I'd be more curious to see that addressed instead.
Not when they are used.
There is also the cold start problem. How do you start to lay out the data on disk as you begin inserting it? Do you have a pre-trained net and use it at first (inserting where the net thinks the data should be)? The strategy probably differs by index type.
The larger layers of LSMT have enormous size and should be accessed/built as rare as possible.
Being able to predict that given element exists in the larger layers at all is quite a bonus. You can skip reading megabytes of data.
The rareness of building of the larger layers justifies training deep neural model for them.
I cannot verify existence of LSMT backend for major SQL DB engines, but NoSQL engines use it a plenty: https://en.wikipedia.org/wiki/Log-structured_merge-tree
I'm just waiting for it to make it into one of the big PG providers.

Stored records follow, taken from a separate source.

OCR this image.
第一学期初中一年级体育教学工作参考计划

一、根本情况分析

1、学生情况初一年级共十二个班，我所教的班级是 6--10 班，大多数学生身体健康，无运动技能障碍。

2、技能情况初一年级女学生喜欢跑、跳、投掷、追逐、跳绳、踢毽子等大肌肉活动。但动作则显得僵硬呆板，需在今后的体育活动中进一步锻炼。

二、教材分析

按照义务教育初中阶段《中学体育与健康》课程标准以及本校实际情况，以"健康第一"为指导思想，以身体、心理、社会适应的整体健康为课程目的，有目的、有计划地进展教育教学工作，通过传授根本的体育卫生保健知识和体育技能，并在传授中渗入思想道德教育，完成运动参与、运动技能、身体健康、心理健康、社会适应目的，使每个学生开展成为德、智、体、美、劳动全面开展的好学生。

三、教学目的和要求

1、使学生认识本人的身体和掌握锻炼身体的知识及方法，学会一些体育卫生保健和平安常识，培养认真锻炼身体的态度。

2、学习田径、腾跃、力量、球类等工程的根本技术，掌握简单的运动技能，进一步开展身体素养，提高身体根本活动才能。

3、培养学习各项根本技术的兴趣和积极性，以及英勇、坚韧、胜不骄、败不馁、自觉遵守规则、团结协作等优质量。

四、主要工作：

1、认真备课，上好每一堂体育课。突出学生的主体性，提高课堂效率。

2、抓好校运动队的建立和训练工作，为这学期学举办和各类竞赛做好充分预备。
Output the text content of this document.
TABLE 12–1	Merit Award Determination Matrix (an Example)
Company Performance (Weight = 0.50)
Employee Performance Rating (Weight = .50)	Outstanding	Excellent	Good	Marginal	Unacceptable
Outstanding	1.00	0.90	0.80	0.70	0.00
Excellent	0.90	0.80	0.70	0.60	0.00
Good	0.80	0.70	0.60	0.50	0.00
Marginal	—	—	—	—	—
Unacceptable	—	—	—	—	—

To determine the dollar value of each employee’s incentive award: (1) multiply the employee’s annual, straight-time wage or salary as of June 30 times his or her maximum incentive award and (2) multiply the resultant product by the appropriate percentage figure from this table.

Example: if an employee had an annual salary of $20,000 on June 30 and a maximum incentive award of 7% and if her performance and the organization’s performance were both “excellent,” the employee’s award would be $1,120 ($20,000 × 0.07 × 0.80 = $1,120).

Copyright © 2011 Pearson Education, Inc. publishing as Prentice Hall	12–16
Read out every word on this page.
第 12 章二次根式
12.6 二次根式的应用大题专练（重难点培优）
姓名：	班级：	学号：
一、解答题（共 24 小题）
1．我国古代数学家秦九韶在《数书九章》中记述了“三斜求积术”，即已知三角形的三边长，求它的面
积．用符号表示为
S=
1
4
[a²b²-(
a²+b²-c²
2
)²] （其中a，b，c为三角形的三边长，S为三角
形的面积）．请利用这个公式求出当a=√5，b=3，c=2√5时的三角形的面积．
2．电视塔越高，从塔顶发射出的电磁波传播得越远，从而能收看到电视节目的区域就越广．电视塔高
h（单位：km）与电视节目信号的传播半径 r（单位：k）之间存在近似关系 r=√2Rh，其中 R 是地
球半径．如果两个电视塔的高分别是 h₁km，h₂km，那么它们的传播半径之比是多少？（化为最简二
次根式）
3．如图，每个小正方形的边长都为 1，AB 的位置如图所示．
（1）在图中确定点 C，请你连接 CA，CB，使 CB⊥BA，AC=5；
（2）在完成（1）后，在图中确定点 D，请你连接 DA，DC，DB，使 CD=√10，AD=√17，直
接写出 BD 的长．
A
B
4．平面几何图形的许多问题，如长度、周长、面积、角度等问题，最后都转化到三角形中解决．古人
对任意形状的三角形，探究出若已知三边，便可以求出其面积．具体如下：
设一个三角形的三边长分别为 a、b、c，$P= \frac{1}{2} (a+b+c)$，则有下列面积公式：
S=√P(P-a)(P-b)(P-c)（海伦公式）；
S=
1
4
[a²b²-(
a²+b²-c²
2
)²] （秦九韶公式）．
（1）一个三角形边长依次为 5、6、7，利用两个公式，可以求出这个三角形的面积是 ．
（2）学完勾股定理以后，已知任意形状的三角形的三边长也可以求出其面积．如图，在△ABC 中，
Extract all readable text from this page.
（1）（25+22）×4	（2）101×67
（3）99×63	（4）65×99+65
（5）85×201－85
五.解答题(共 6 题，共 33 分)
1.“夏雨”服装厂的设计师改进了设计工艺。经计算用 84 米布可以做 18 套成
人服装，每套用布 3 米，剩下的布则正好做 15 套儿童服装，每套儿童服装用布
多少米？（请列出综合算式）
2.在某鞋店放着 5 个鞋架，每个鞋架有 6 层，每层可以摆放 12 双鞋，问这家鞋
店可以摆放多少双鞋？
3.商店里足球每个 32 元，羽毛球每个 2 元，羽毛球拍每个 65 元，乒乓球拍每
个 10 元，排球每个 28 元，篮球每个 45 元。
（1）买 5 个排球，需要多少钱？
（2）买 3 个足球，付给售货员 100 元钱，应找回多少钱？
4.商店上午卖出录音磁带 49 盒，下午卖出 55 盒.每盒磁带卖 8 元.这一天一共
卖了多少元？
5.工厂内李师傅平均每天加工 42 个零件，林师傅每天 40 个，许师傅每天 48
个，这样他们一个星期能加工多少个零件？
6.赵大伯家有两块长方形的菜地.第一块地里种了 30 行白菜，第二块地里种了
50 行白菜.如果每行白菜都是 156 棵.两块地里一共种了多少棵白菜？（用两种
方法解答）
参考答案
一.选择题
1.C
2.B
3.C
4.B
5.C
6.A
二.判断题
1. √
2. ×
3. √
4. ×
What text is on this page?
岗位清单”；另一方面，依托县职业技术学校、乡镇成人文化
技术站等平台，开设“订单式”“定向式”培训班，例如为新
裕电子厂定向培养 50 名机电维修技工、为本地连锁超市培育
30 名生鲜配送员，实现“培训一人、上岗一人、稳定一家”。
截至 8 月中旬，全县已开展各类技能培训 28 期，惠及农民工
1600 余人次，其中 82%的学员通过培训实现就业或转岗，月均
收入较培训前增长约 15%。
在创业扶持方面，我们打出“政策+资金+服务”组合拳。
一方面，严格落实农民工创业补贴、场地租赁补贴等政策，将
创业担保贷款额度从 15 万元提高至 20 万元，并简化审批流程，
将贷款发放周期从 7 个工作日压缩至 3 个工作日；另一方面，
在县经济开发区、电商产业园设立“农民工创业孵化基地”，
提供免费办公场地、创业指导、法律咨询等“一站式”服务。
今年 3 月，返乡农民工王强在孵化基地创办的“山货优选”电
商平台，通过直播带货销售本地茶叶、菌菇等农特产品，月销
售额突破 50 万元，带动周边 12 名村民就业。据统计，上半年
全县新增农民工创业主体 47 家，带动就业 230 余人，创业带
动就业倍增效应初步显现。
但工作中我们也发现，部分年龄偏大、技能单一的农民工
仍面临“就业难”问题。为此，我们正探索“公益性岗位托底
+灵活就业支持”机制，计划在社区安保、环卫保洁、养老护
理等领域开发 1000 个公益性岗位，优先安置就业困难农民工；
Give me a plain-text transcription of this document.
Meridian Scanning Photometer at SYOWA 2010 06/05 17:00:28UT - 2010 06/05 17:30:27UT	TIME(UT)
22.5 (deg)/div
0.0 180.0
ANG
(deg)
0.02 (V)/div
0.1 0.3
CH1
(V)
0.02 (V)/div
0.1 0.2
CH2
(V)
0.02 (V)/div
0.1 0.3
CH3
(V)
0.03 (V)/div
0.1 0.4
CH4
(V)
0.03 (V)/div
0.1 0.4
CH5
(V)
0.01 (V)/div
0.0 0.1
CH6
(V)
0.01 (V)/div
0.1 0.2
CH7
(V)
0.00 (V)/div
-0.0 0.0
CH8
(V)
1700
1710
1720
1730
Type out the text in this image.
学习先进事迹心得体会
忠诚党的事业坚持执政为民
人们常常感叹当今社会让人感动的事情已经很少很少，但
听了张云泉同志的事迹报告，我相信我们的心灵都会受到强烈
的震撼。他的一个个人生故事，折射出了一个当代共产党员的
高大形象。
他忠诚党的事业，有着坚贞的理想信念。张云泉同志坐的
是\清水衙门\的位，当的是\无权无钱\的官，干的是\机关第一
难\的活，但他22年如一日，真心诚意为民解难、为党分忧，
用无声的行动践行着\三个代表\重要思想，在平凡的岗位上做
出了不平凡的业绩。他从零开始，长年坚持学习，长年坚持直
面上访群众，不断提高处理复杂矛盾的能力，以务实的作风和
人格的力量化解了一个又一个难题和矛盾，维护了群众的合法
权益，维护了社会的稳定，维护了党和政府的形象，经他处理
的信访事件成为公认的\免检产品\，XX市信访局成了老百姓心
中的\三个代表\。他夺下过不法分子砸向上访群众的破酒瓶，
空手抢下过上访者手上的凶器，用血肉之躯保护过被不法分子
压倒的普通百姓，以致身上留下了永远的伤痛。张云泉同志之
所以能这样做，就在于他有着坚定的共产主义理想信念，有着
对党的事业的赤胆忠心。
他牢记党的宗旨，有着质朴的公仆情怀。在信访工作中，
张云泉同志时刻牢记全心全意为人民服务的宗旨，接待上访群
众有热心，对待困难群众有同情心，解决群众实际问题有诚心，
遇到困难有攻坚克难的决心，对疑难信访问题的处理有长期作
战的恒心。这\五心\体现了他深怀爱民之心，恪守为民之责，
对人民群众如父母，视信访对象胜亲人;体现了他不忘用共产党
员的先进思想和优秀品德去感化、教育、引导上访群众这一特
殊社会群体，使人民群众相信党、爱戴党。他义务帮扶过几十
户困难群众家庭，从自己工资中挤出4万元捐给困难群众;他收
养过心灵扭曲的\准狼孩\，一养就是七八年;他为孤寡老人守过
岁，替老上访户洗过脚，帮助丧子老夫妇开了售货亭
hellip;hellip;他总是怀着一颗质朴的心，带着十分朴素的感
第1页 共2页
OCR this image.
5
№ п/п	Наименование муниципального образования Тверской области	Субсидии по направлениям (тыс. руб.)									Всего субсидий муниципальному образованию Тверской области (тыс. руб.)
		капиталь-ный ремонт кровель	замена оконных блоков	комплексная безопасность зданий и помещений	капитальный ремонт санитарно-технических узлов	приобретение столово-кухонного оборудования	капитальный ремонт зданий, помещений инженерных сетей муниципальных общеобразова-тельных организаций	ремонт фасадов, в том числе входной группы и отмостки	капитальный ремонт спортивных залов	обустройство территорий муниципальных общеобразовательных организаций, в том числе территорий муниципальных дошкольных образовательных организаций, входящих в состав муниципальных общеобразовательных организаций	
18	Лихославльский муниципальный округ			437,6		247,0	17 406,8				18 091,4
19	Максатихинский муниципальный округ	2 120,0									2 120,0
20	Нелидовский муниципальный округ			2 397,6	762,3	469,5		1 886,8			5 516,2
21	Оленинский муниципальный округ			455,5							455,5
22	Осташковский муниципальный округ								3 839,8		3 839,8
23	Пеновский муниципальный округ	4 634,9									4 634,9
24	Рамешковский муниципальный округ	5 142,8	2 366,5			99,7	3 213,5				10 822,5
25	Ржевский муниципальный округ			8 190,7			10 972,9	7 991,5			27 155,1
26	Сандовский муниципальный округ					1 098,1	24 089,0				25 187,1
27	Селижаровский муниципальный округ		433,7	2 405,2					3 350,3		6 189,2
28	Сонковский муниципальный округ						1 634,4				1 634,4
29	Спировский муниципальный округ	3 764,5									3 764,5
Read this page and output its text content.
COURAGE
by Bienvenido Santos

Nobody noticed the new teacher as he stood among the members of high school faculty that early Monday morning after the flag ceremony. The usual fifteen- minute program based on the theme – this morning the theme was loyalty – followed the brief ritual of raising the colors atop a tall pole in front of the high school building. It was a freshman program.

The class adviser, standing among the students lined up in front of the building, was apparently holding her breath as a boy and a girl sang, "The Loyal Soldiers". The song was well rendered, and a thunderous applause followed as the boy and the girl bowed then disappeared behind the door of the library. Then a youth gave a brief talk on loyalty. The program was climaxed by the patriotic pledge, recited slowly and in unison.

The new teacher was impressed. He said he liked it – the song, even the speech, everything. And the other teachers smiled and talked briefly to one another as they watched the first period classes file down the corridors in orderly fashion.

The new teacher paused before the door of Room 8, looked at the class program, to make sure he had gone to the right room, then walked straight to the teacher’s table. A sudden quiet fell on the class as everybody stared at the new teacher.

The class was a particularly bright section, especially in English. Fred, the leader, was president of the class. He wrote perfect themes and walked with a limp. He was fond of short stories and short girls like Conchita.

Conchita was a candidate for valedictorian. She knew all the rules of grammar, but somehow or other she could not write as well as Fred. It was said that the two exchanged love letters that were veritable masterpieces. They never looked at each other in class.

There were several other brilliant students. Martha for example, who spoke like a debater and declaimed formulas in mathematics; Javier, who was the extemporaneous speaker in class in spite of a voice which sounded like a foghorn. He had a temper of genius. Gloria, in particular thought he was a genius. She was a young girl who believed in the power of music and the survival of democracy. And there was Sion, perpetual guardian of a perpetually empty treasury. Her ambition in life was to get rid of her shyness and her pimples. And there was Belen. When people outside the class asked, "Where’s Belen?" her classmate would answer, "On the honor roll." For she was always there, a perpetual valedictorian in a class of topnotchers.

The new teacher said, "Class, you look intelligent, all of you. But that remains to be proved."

Isn't Peloton close? http://pelotondb.io/
> For efficiency reasons it is common not to index every single key of the sorted records, rather only the
key of every n-th record, i.e., the first key of a page.  This helps to significantly reduce the number of
keys the index has to store without any significant performance penalty
Is this true of B-Tree indexes in Postgres, for example?
In particular, one could argue that it is true for clustered indexes (e.g. in SQL Server or MySQL/InnoDB). In that case the table is actually in an ordered fashion and happens to be identical to the leaf-node-level of the index. However, if you argue that this level doesn't belong to the index but is just the payload, the level above the leaf nodes is as they say: it has one pointer per page.
Did adding the "Data Storage and Retrieval as an ML Task" synopsis make it less appealing?
The maths used to discover nuclear weapons weren't dangerous. What was dangerous was that the maths happened to align with our physical world.
At the end of the day we are still building a powerful new technology. To assume it will be completely harmless is naive. No technology is completely harmless. But at least our previous inventions didn't sprout minds of their own. And have desires and plans independent of their creators.